1. Be specific: role, rules, output

The single biggest lever. A strong prompt usually names three things: - Role: who the model is acting as ("a senior support agent", "a patient tutor"). - Rules / constraints: length, tone, what to keep, what to avoid ("2-4 sentences", "no blame", "British spelling", "don't invent facts"). - Output shape: exactly what to return ("only the rewritten message", "a JSON object with keys …", "a bulleted list of 5").

"Make this nicer" gives the model nothing to aim at; the three moves above give it a target.

2. Few-shot: show examples

Telling the model the format in words is good; showing it is better. Few-shot prompting includes one or more worked examples (an input and the ideal output) before the real request. The model copies the pattern, format, tone, level of detail, far more reliably than from a description alone. One good example often beats a paragraph of instructions. (Zero-shot = no examples; few-shot = a handful.) In rewrite.py, a single example locks the JSON shape and the warm tone.

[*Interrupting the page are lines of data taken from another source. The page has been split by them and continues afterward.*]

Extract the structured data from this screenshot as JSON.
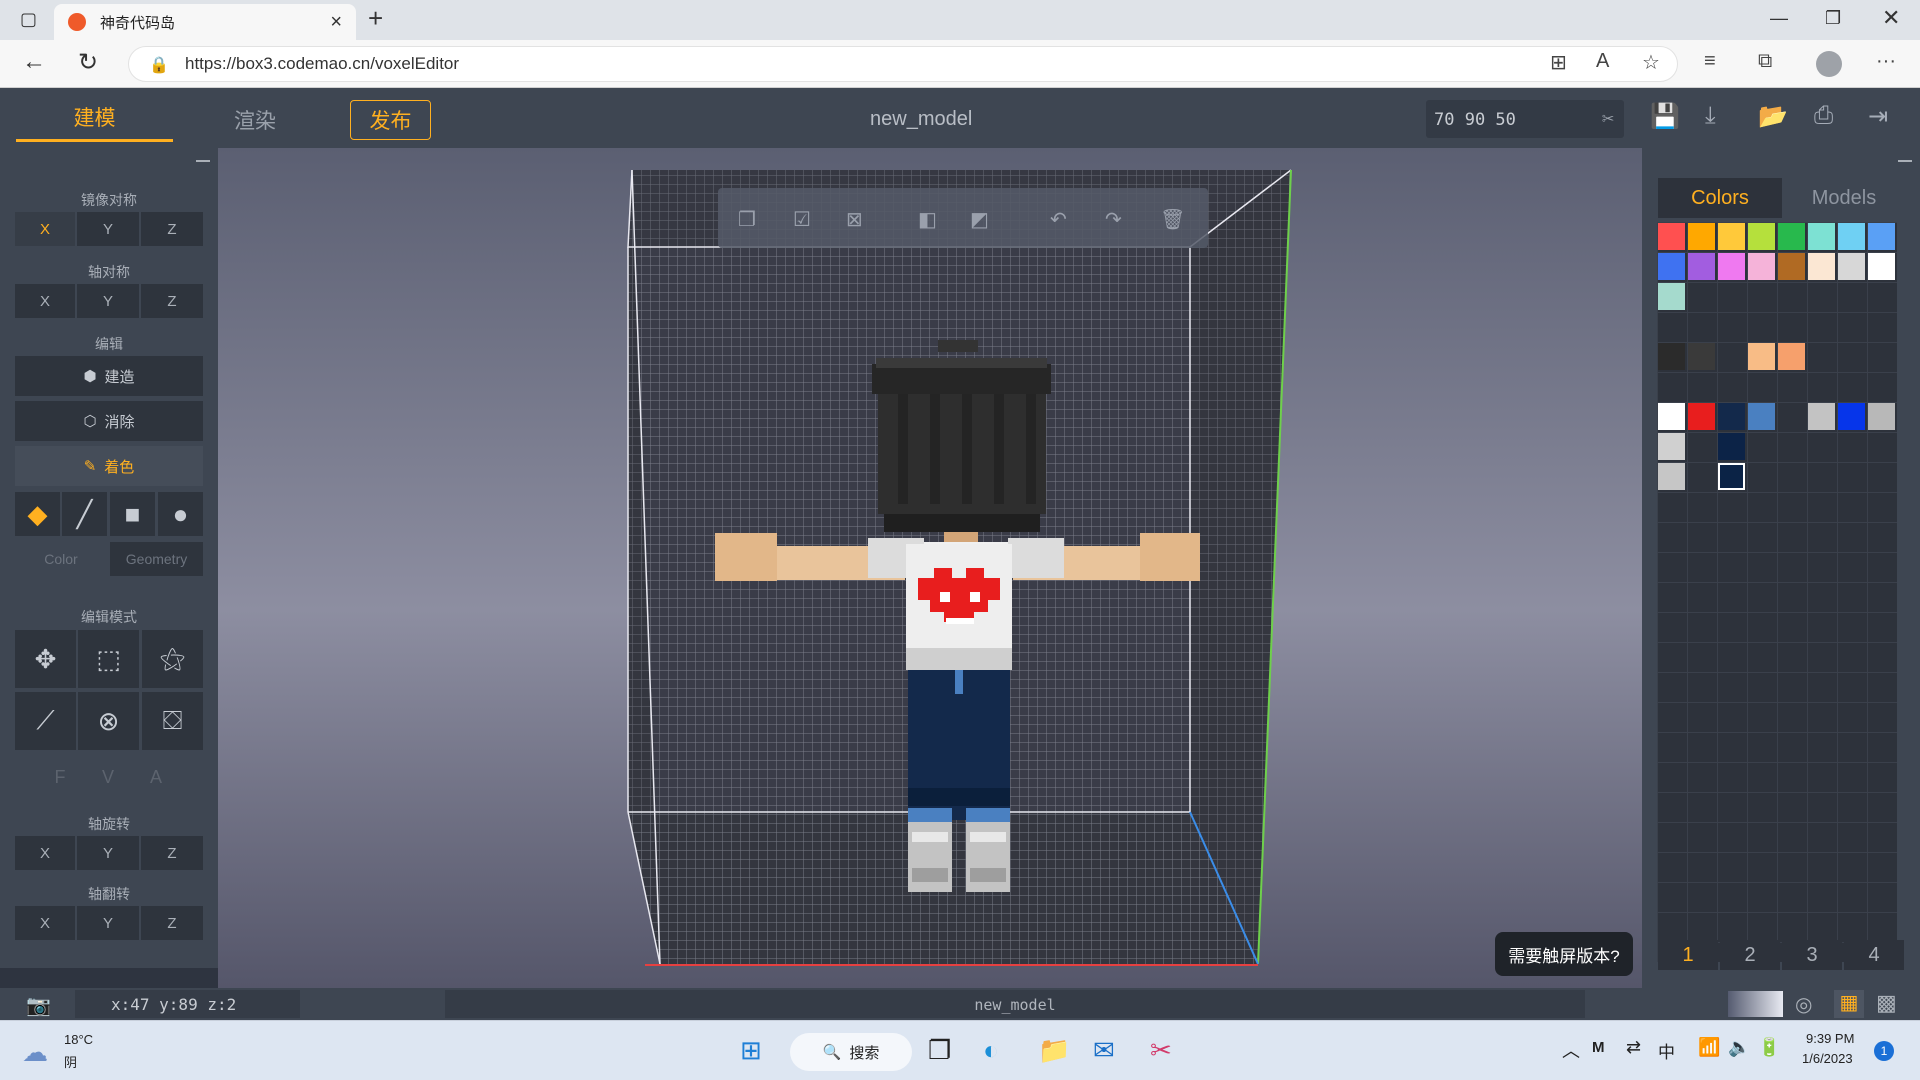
{
  "browser": {
    "tab_title": "神奇代码岛",
    "url": "https://box3.codemao.cn/voxelEditor"
  },
  "header": {
    "tabs": [
      "建模",
      "渲染",
      "发布"
    ],
    "doc_title": "new_model",
    "dimensions": "70  90  50"
  },
  "left": {
    "mirror_label": "镜像对称",
    "mirror_axes": [
      "X",
      "Y",
      "Z"
    ],
    "axis_sym_label": "轴对称",
    "axis_sym_axes": [
      "X",
      "Y",
      "Z"
    ],
    "edit_label": "编辑",
    "build": "建造",
    "erase": "消除",
    "paint": "着色",
    "mode_color": "Color",
    "mode_geometry": "Geometry",
    "edit_mode_label": "编辑模式",
    "fva": [
      "F",
      "V",
      "A"
    ],
    "rotate_label": "轴旋转",
    "rotate_axes": [
      "X",
      "Y",
      "Z"
    ],
    "flip_label": "轴翻转",
    "flip_axes": [
      "X",
      "Y",
      "Z"
    ]
  },
  "right": {
    "tabs": [
      "Colors",
      "Models"
    ],
    "pages": [
      "1",
      "2",
      "3",
      "4"
    ],
    "swatches": [
      "#ff5050",
      "#ffa800",
      "#ffc93a",
      "#b5e03c",
      "#28b94d",
      "#7de1d3",
      "#6fd0f3",
      "#5aa0f5",
      "#3f72f1",
      "#a25de0",
      "#ef79f0",
      "#f5b3d9",
      "#b06a23",
      "#fbe7d3",
      "#d7d7d7",
      "#ffffff",
      "#a5dacd",
      "#2b2b2b",
      "#3a3a3a",
      "#f8bc86",
      "#f6a06c",
      "#ffffff",
      "#e81e1e",
      "#13294b",
      "#4a80c1",
      "#c3c3c3",
      "#0635ea",
      "#b8b8b8",
      "#d0d0d0",
      "#0c2347",
      "#c6c6c6",
      "#0b2346"
    ]
  },
  "status": {
    "coords": "x:47  y:89  z:2",
    "model_name": "new_model"
  },
  "toast": "需要触屏版本?",
  "taskbar": {
    "temp": "18°C",
    "weather": "阴",
    "search": "搜索",
    "ime": "中",
    "time": "9:39 PM",
    "date": "1/6/2023",
    "badge": "1"
  }
}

3. Chain-of-thought: ask it to think first

For anything involving steps, logic, or arithmetic, telling the model to reason before answering ("Think step by step, then give the final answer") makes it markedly more accurate. Working through intermediate steps in its output gives it room to get there, instead of blurting a guess. The flip side: it's slower and longer, so use it where correctness matters, not for a one-word classification. (Modern models reason well on their own, but an explicit nudge still helps on harder problems, and makes the reasoning visible so you can check it.)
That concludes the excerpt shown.